12 Eylül 1980 darbesinin ardından aceleyle kurulan askerî mahkemelerin tamamen hukuk dışı, adaletten ve ahlaktan yoksun, talimatla hüküm verdiğini kaydeden Atmalıoğlu, "Dolayısıyla 'bugünden daha adildir' demek deli saçmasından ibarettir. Ali Fahir Kayacan,
Muhsin Yazıcıoğlu'na
iftira atıyor. Mamak Askerî Cezaevi'nin içerisinde bulunan 'C5'te nasıl işkenceler yapıldığını, kimlerin işkence anında öldüğünü Kayacan bilmektedir. Kayacan, eğer Türk milletiyle yüzleşmek istiyorsa vicdanının sesine uyup tüm gerçekleri açık bir şekilde anlatmalıdır. Darbecilerin kurdurduğu mahkemeler hiçbir delile bakmadan hüküm veriyorlardı.
İdam edilen
Mustafa Pehlivanoğlu ve Ali Bülent Orkan'ın arşivlerden çıkarılacak dosyaları her şeyi gün yüzüne çıkartacaktır. Ali Fahir Kayacan, bu arkadaşlarımızın idamını onaylayan bir cunta hakimidir. Birçok gerçeği gizlemektedir." dedi. Askerî mahkeme tarafından 7,5 yıl yargılamasının sürdüğünü ve bu süre zarfında tutuklu kaldığını belirten Atmalıoğlu, "Mamak Cezaevi'nde her gün yüzlerce cop yiyorduk. Günde 12 saat boyunca dayak yediğimiz zaman oldu. Mahkûmlar elektrik verilir, falakaya yatırılırdı. Psikolojik işkenceler de yapılıyordu. Bir
elma için 'Elma yiyebilir miyiz komutanım?' diye izin istiyorduk." dedi.
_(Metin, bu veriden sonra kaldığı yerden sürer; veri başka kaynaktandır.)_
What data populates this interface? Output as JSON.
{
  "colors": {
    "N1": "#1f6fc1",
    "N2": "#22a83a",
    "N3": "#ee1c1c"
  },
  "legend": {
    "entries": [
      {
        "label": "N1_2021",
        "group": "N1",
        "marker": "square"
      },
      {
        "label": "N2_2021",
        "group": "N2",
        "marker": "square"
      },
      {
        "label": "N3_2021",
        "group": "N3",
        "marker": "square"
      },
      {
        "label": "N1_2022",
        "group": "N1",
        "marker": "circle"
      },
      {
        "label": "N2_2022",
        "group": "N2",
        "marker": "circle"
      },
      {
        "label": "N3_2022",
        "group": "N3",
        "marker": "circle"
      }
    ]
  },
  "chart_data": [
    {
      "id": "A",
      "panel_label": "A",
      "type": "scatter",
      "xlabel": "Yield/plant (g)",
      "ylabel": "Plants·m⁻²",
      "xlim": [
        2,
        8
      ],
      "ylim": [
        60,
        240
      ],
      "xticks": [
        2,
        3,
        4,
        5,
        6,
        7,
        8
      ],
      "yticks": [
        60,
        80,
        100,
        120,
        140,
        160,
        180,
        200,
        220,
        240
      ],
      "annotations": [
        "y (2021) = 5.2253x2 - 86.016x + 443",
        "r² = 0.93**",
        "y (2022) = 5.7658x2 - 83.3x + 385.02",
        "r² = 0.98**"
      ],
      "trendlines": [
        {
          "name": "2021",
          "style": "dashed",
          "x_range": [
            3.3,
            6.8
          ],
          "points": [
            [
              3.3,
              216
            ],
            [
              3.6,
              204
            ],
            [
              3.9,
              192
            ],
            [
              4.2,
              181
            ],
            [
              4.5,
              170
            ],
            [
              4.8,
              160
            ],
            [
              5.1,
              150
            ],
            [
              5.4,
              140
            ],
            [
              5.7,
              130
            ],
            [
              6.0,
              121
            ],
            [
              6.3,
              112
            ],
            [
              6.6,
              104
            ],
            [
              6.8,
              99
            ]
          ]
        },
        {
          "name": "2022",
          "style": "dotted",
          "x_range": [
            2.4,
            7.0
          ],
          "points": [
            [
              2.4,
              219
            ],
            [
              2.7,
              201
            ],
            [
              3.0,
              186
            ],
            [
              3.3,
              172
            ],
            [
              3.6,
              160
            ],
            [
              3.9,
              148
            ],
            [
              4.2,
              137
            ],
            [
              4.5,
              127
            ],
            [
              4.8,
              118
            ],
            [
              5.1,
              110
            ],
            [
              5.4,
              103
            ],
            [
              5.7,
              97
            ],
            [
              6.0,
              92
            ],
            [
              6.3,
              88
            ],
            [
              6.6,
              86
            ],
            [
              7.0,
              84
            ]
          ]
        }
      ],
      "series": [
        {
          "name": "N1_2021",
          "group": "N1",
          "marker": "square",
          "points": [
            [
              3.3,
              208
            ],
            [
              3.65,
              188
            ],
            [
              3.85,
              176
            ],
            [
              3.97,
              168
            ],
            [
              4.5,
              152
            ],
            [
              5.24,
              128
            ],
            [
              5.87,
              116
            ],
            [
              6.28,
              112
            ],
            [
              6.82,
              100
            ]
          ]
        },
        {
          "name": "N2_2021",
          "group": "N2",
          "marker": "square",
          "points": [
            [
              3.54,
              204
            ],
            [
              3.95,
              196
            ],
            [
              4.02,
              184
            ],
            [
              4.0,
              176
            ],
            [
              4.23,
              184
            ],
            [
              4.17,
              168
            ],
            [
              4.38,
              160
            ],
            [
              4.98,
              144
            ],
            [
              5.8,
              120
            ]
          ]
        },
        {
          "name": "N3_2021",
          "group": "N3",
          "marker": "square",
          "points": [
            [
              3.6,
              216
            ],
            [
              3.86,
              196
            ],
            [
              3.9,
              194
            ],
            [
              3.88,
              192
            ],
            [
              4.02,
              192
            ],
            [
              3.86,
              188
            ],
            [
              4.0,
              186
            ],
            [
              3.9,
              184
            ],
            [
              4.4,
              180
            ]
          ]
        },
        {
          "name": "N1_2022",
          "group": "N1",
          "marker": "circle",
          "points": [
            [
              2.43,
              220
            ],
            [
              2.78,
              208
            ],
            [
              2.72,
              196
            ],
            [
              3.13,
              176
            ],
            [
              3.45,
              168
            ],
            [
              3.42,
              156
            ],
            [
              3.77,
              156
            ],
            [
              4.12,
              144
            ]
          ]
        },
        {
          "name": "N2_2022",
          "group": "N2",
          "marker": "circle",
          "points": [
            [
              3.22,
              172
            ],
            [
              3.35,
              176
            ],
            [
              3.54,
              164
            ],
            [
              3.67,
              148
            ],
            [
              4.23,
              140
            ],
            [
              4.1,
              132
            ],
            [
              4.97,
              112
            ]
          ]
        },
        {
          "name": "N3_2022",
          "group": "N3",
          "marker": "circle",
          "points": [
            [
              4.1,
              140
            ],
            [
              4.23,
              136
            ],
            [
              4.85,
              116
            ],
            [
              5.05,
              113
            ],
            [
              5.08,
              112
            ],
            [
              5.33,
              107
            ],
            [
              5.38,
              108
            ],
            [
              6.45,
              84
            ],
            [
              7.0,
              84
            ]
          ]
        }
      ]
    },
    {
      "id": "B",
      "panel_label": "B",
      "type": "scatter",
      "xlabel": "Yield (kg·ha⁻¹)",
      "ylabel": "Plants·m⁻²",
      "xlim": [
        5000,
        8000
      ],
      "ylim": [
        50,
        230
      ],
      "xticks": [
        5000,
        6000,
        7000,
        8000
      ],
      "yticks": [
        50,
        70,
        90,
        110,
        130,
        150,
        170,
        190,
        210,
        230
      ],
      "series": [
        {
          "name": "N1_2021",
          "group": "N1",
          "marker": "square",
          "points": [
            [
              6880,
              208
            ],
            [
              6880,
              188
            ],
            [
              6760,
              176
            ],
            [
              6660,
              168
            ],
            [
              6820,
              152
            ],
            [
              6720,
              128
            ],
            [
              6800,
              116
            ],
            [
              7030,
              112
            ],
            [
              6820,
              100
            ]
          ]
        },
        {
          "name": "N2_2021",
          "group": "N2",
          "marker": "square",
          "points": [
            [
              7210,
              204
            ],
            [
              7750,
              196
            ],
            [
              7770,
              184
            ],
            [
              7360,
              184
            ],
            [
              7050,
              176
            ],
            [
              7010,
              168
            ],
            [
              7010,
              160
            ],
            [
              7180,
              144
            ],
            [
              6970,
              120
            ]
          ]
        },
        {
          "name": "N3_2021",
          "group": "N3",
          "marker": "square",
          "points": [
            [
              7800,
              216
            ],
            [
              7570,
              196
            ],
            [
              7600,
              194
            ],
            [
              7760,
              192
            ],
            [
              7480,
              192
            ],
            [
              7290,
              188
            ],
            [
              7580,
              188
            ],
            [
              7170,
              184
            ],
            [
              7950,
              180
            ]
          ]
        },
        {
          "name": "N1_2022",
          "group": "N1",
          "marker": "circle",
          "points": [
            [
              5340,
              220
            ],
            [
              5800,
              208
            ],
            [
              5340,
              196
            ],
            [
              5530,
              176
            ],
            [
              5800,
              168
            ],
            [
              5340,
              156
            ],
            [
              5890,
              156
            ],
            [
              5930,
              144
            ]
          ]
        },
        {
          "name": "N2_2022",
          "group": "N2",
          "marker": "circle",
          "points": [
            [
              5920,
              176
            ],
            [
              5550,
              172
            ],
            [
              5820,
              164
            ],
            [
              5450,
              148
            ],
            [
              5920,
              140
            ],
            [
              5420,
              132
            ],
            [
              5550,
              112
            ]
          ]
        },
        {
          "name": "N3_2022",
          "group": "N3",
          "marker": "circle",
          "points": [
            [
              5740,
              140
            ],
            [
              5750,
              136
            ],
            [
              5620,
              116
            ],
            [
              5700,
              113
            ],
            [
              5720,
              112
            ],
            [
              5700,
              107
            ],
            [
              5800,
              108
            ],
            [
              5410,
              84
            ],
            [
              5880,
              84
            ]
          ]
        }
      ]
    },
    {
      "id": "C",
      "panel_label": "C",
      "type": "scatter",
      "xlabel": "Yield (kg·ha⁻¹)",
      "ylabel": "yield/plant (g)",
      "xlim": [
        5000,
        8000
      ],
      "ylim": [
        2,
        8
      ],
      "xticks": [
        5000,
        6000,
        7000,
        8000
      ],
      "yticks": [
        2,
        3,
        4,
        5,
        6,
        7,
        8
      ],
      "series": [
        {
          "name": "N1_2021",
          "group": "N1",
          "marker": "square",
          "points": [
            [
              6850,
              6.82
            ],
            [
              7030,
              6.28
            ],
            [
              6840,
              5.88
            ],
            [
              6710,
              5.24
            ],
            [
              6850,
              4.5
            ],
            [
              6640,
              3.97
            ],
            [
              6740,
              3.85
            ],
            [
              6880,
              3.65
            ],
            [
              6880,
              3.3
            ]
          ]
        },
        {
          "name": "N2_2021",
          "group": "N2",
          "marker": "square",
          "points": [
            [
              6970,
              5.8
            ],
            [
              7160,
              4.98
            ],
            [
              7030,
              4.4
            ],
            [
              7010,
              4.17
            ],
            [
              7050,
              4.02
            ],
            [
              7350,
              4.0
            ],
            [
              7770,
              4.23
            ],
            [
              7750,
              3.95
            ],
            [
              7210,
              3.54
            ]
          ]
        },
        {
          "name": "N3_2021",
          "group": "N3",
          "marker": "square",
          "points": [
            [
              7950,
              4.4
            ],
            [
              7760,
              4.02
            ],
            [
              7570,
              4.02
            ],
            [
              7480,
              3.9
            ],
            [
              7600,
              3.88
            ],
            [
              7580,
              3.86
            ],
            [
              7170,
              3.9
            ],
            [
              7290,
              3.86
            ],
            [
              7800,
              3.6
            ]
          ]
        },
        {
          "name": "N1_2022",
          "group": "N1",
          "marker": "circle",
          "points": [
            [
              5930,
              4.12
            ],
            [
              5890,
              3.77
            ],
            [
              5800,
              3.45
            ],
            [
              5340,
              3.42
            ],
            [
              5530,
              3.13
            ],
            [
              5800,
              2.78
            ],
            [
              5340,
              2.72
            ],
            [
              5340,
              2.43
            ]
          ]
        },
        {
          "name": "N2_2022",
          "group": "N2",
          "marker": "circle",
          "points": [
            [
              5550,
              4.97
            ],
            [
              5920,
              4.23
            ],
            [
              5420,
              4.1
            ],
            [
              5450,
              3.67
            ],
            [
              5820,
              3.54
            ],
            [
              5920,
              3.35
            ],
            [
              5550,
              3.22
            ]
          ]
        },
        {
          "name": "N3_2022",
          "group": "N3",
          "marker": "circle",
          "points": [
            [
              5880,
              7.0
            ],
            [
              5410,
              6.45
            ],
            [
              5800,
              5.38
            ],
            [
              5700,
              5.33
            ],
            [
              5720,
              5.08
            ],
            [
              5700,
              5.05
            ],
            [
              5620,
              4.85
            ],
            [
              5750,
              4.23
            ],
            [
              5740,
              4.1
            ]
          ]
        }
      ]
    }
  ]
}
12 Eylül askeri darbesini yapanlara yargı yolunun açılmasını tarihî bir dönemeç olarak gördüğünü vurgulayan Seyfi Atmalıoğlu, "Yargılama kararı, devlet ve milletin barışmasına vesile olacak. Çocuklarımızın geleceği için darbecilerin mutlaka yargı önüne çıkıp hesap vermelerini biz ülkücüler canı gönülden istiyoruz." dedi.